Every year Santa Claus and his team of elves and reindeers stay awake for days and nights so he can deliver presents to children all over the world for Christmas – but he could be putting his and their health at risk. Sleep experts Professor Franco Cappuccio and Dr Michelle Miller, from University of Warwick’s Warwick Medical School, discuss the pros and cons of Santa’s ‘all-nighter'.1
Q: Professor, you recently published some research and a new book on sleep deprivation and how it can damage people’s health if they are getting less than six hours sleep a night. Is Santa Claus at risk by staying up all night on Christmas Eve?
A: Considering that he does it only once a year, it may not be too bad for his long-term health. However, in the short term there are risks. Lack of sleep will make him drowsy, his vigilance will fade and his ability to think and remember will diminish. There is risk for himself and others: he could fall asleep at the reins and crash his sleigh, he could even end up delivering the wrong present to the wrong person.
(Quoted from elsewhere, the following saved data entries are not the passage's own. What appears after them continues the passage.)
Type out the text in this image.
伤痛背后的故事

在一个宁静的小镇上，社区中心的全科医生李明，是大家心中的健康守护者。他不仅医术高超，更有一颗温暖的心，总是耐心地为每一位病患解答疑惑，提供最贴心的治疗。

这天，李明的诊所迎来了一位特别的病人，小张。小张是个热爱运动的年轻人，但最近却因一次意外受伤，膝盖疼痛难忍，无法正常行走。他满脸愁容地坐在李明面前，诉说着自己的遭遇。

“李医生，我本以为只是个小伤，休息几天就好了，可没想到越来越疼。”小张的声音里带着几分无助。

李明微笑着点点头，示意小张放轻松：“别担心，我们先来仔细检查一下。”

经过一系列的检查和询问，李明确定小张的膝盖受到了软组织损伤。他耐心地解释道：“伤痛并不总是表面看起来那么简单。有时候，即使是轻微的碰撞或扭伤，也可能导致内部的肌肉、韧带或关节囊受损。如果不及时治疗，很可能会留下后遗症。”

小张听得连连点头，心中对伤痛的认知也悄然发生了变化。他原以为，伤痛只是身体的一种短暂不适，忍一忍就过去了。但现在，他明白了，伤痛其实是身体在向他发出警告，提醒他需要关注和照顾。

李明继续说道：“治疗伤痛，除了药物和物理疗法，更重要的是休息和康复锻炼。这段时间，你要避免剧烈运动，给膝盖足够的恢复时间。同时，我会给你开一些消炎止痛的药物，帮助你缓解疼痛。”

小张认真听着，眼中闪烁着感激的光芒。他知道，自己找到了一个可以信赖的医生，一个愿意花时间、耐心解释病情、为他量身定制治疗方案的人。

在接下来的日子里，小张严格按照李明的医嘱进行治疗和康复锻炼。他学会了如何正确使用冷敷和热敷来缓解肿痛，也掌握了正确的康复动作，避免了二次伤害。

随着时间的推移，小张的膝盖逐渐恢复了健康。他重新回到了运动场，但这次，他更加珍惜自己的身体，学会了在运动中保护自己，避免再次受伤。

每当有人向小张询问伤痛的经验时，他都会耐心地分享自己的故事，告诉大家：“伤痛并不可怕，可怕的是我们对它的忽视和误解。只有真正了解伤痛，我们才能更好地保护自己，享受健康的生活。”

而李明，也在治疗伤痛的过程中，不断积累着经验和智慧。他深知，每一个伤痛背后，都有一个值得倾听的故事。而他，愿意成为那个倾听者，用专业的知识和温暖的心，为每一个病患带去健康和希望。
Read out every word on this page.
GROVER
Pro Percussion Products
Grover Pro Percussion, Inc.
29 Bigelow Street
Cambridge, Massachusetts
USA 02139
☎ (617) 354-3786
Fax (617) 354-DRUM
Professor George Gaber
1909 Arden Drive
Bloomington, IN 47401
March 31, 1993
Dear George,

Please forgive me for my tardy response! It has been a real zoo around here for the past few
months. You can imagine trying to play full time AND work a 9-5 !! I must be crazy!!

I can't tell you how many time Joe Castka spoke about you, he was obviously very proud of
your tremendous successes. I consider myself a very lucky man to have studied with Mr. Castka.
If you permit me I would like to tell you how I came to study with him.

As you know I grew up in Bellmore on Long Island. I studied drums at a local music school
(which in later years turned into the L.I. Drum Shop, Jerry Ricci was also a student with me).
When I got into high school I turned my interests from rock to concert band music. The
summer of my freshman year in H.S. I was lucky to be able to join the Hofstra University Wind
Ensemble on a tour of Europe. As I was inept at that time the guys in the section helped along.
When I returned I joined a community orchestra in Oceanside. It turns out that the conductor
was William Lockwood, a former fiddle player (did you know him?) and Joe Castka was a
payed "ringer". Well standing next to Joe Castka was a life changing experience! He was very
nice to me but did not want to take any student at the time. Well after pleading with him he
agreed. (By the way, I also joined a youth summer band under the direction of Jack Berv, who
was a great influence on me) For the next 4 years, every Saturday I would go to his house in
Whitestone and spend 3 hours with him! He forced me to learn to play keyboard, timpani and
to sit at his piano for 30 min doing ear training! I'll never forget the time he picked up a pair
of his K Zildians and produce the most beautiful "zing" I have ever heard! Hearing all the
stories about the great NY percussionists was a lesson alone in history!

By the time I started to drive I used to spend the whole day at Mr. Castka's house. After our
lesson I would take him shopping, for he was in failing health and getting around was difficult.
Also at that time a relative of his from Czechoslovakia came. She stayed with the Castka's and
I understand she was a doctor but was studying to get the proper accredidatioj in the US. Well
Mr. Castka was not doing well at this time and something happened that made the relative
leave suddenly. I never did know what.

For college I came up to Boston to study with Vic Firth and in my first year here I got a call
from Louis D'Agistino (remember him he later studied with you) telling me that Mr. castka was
So let’s hope he will listen to what we have to say.
Q: Should Santa sleep longer in the run up to the festive period to counter balance the lack of sleep he gets over the Christmas period? Would that work?
A: I doubt Santa would have the time to sleep in preparation for Christmas. I know he and his team are busy going through the lists coming from all over the world, sorting presents and loading his sleigh. I expect they have a few sleepless nights ahead of Christmas Eve too but it would be good for him to be as well rested as possible. Whilst a little nap on a rooftop here and there (no more than 20 minutes) might help in the short-term, it is no substitute for a good 8h night sleep. Santa also has a responsibility towards his most valuable staff, elves and reindeers. My advice would be to recruit more of them so that he could organise a rota with each elf on no more than a 10h shift, with rest and sleep in between. I do realise, however, that it would be impossible to replace Rudolph!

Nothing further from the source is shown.